Quando a sociedade do consumo enlatou a nossa raiva, eles fizeram tremer as estruturas, dando rolezinhos negros nos shopping centers e escancarando o racismo de que são vítimas. Quando os governos consolidaram um dos maiores falsos consensos do Brasil - "todos pela educação" - eles fizeram vir abaixo a maquiagem e ocuparam as escolas, escancarando que o genocídio democrático da juventude pobre assume variadas formas.

No Rio de Janeiro, o cartão postal mais importante pra vender o Brasil produto, os garis arrepiaram a memória dos museus quando se enfileiraram, ainda que sem saber, ao lado dos marujos de canhões apontados para a Guanabara. Com sua greve, em pleno carnaval, escancararam o lixo e o fedor da cidade maravilhosa que esmaga negros e negras, gerando tristeza, Amarildos, indignação, Cláudias e DGs.

Não é do jeito que você queria, eu sei... Mas acredite, essa é a ascensão que você tanto esperava.

 

Ele é trabalhador, mas não é sindicalizado. É operário e, ao mesmíssimo tempo, é negro, é indígena e é mulher.

 

Embora não se organize nos DCEs, a ascensão estuda e muitas vezes se organiza, mas na cultura, no rap, no funk, no raga, nos Saraus.

 

É uma ascensão da classe trabalhadora sim!
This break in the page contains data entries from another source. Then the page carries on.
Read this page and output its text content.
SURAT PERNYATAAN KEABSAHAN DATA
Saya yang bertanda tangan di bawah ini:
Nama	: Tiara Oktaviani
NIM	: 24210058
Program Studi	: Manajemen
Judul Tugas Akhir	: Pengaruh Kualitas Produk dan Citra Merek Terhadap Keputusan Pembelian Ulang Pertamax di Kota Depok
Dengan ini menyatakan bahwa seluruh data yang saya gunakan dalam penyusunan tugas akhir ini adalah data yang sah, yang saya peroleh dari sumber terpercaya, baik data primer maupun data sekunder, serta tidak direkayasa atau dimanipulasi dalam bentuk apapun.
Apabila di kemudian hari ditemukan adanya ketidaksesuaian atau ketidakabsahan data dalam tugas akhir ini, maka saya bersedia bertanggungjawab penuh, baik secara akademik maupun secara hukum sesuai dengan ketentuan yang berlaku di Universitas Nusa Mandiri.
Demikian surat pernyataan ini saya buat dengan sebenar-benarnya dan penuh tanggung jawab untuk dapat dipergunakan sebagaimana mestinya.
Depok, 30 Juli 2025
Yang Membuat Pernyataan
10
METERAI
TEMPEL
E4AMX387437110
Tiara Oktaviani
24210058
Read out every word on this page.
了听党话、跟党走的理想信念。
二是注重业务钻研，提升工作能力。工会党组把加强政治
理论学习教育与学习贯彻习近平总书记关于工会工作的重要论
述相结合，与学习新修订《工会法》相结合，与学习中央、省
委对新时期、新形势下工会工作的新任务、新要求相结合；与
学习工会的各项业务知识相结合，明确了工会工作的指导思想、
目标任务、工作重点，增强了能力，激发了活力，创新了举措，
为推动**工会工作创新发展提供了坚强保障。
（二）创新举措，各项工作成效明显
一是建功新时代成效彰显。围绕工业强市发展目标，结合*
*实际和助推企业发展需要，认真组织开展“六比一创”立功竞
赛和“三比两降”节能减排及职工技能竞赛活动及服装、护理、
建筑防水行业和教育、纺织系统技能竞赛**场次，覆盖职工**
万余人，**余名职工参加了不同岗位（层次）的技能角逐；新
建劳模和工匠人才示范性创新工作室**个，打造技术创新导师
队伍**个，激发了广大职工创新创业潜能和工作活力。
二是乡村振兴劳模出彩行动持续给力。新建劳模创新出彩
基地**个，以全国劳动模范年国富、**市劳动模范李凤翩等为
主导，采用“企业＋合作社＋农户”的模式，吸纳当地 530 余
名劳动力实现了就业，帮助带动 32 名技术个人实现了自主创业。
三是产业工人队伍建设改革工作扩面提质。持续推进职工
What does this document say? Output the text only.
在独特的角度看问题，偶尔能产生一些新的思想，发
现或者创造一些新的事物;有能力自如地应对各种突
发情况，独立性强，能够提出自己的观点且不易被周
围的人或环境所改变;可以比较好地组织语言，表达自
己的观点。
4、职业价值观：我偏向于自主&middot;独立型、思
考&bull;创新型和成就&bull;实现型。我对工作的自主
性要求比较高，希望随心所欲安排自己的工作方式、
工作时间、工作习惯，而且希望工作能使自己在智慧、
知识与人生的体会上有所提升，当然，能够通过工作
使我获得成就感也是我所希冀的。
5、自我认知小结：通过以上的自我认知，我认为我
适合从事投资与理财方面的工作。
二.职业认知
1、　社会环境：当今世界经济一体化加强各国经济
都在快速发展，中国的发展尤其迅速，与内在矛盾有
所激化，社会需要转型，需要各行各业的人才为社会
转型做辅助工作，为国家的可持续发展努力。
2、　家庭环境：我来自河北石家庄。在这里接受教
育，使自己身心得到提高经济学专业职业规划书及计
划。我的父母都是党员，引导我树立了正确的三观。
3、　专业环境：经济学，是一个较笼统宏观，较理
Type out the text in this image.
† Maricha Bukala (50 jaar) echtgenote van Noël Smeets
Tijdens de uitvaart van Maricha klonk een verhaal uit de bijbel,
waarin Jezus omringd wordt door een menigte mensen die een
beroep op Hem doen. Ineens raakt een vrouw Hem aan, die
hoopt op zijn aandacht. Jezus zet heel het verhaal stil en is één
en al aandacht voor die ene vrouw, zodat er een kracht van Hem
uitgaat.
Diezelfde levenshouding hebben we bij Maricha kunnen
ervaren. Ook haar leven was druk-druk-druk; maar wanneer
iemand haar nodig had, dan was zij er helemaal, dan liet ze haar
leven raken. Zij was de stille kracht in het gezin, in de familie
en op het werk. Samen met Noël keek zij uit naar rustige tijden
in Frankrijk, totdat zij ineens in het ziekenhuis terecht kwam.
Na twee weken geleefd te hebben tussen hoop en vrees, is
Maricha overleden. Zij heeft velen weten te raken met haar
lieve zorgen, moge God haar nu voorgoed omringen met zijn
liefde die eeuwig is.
Uma ascensão tão feroz quanto é a violência capitalista contra nós, ascensão sem esquadro, maleável, como algo que escapa, que não se encaixa, difícil de enquadrar e de destruir.

É a classe trabalhadora quase fervilhando por baixo, nos bairros, nas fábricas, nas escolas. Contra os partidos da direita, mas também contra o PT.

Dá medo? Eu sei, e acho que todas as vezes que as placas tectônicas se movem, a sensação do incontrolável assusta. Mas se deixarmos que os receios guiem os nossos pés, perderemos essa chance de estar com os pés e as mãos livres para construir o futuro ao lado dos trabalhadores e trabalhadoras do nosso país.

Feliz Ano Novo.

 

Helena Silvestre é militante do Luta Popular.